The story isn’t really the point here though, nor is the difficulty. Dead Rising 4 is just an enormous sandbox, like that old Dead Rising demo fleshed out to fifteen hours—or maybe like Just Cause: Now With Zombies. Frank’s idiotic antics are infinitely more interesting than Dead Rising 3’s ultra-dour lead Nick Mechanicman, and it makes for mindless fun just running from store to store, picking up dumb items and seeing what you can do with them while Frank yells some silly one-liner.
There are some issues. First and foremost: the number of those weapons. It’s a shame that Capcom has pivoted Dead Rising into this sandbox-style game but most of the weapons and vehicles are rehashes and the number of weapons feels pretty thin overall. It even feels sparse compared to Dead Rising 3, and it feels like the plan is “Sell players lots of weapons later.” Gross.
Not to spoil too much, but the final boss battle is a tedious bore.

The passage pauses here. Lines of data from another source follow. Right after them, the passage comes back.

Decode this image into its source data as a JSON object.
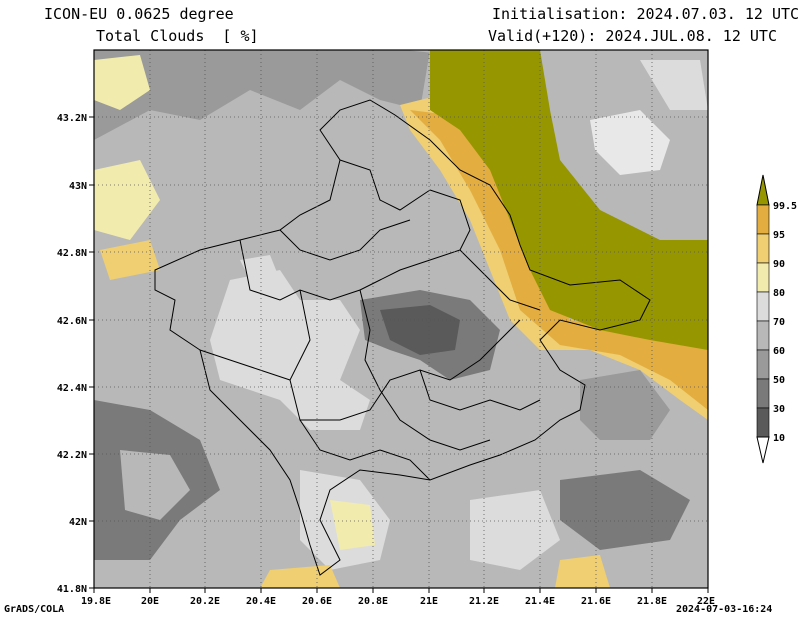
{
  "header": {
    "model": "ICON-EU 0.0625 degree",
    "variable": "Total Clouds  [ %]",
    "init": "Initialisation: 2024.07.03. 12 UTC",
    "valid": "Valid(+120): 2024.JUL.08. 12 UTC"
  },
  "lat_labels": [
    "43.2N",
    "43N",
    "42.8N",
    "42.6N",
    "42.4N",
    "42.2N",
    "42N",
    "41.8N"
  ],
  "lon_labels": [
    "19.8E",
    "20E",
    "20.2E",
    "20.4E",
    "20.6E",
    "20.8E",
    "21E",
    "21.2E",
    "21.4E",
    "21.6E",
    "21.8E",
    "22E"
  ],
  "colorbar": {
    "labels": [
      "10",
      "30",
      "50",
      "60",
      "70",
      "80",
      "90",
      "95",
      "99.5"
    ],
    "colors": [
      "#5a5a5a",
      "#7a7a7a",
      "#9a9a9a",
      "#b8b8b8",
      "#dcdcdc",
      "#f2ebae",
      "#efcf72",
      "#e3ad40",
      "#969600"
    ]
  },
  "footer": {
    "left": "GrADS/COLA",
    "right": "2024-07-03-16:24"
  }
}
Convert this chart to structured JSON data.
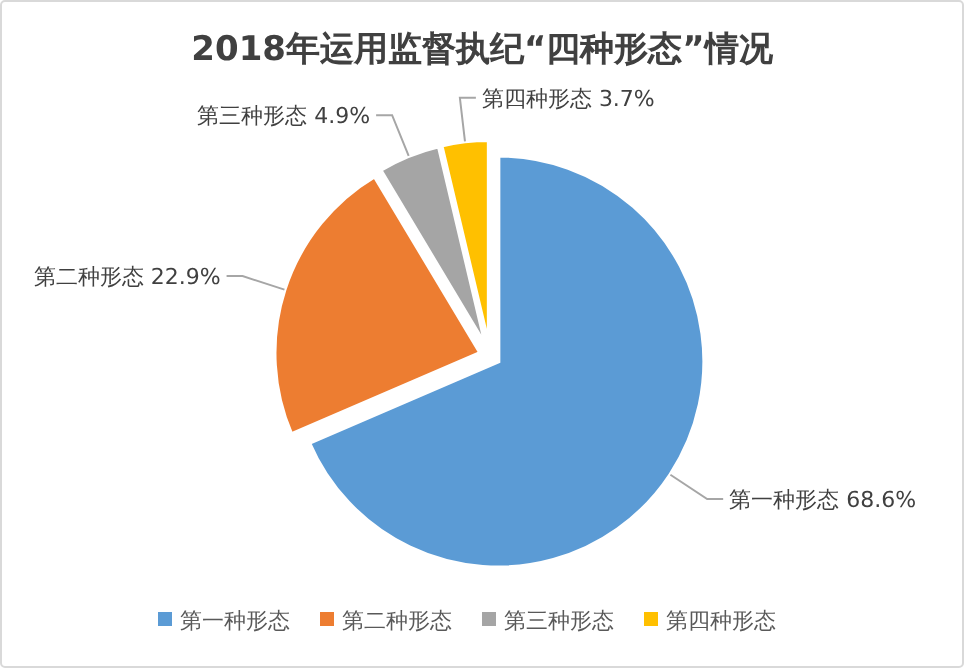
{
  "chart_data": {
    "type": "pie",
    "title": "2018年运用监督执纪“四种形态”情况",
    "categories": [
      "第一种形态",
      "第二种形态",
      "第三种形态",
      "第四种形态"
    ],
    "values": [
      68.6,
      22.9,
      4.9,
      3.7
    ],
    "value_labels": [
      "68.6%",
      "22.9%",
      "4.9%",
      "3.7%"
    ],
    "colors": [
      "#5b9bd5",
      "#ed7d31",
      "#a5a5a5",
      "#ffc000"
    ],
    "legend": "bottom"
  }
}
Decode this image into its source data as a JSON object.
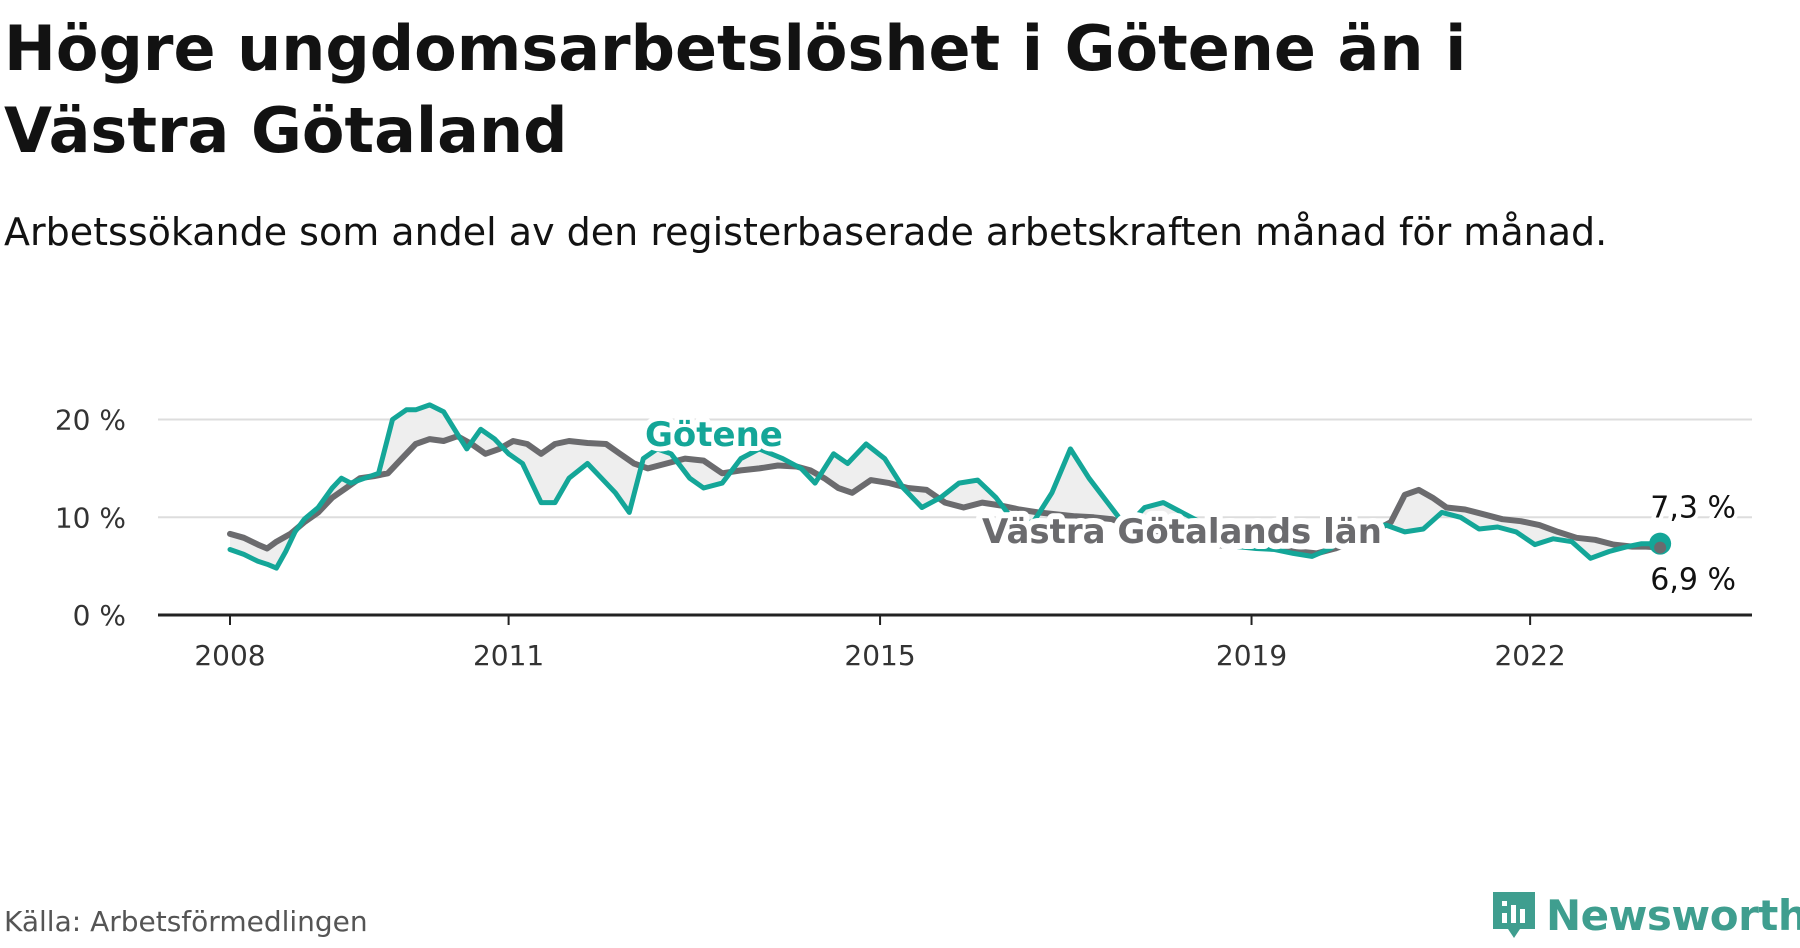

And there are scattered rumors of performance woes. I didn’t run into many myself—two crashes in sixteen hours, which isn’t great by any means but hardly unplayable. However it seems like people with lower-end processors are having a worse time of things, and the game could certainly use a patch or two. I encountered some disappearing-weapon bugs and also a repeating issue where Frank bends down to pick something up, gets stuck in the animation for five seconds completely helpless, and then doesn’t even bother picking up the item in question.
Plus it’s only being sold on the Windows Store at the moment, but it’s not an Xbox Play Anywhere game—meaning you can’t buy it once and expect to play on your PC and Xbox. So uh...yeah, that’s ridiculous. Apparently it’s coming to Steam in March, which is possibly the least-relevant time of the year to play a Christmas game, but oh well. Maybe by then the performance problems will be resolved.
In any case, Dead Rising 4 is no classic, nor even a great Dead Rising game. The series sold out. But if you can get yourself past that hurdle, you might find (like me) that you’re pleasantly surprised, at least for a weekend. Sure, almost everything that made Dead Rising unique is gone, but if all you want is bubblegum pop and more time to experiment with the game’s over-the-top weapons? Frank West (or faux-Frank West if you can’t get past the voice actor change) is ready and waiting.
And did I mention he’s in remarkable shape, too? I need to get on that guy’s workout program.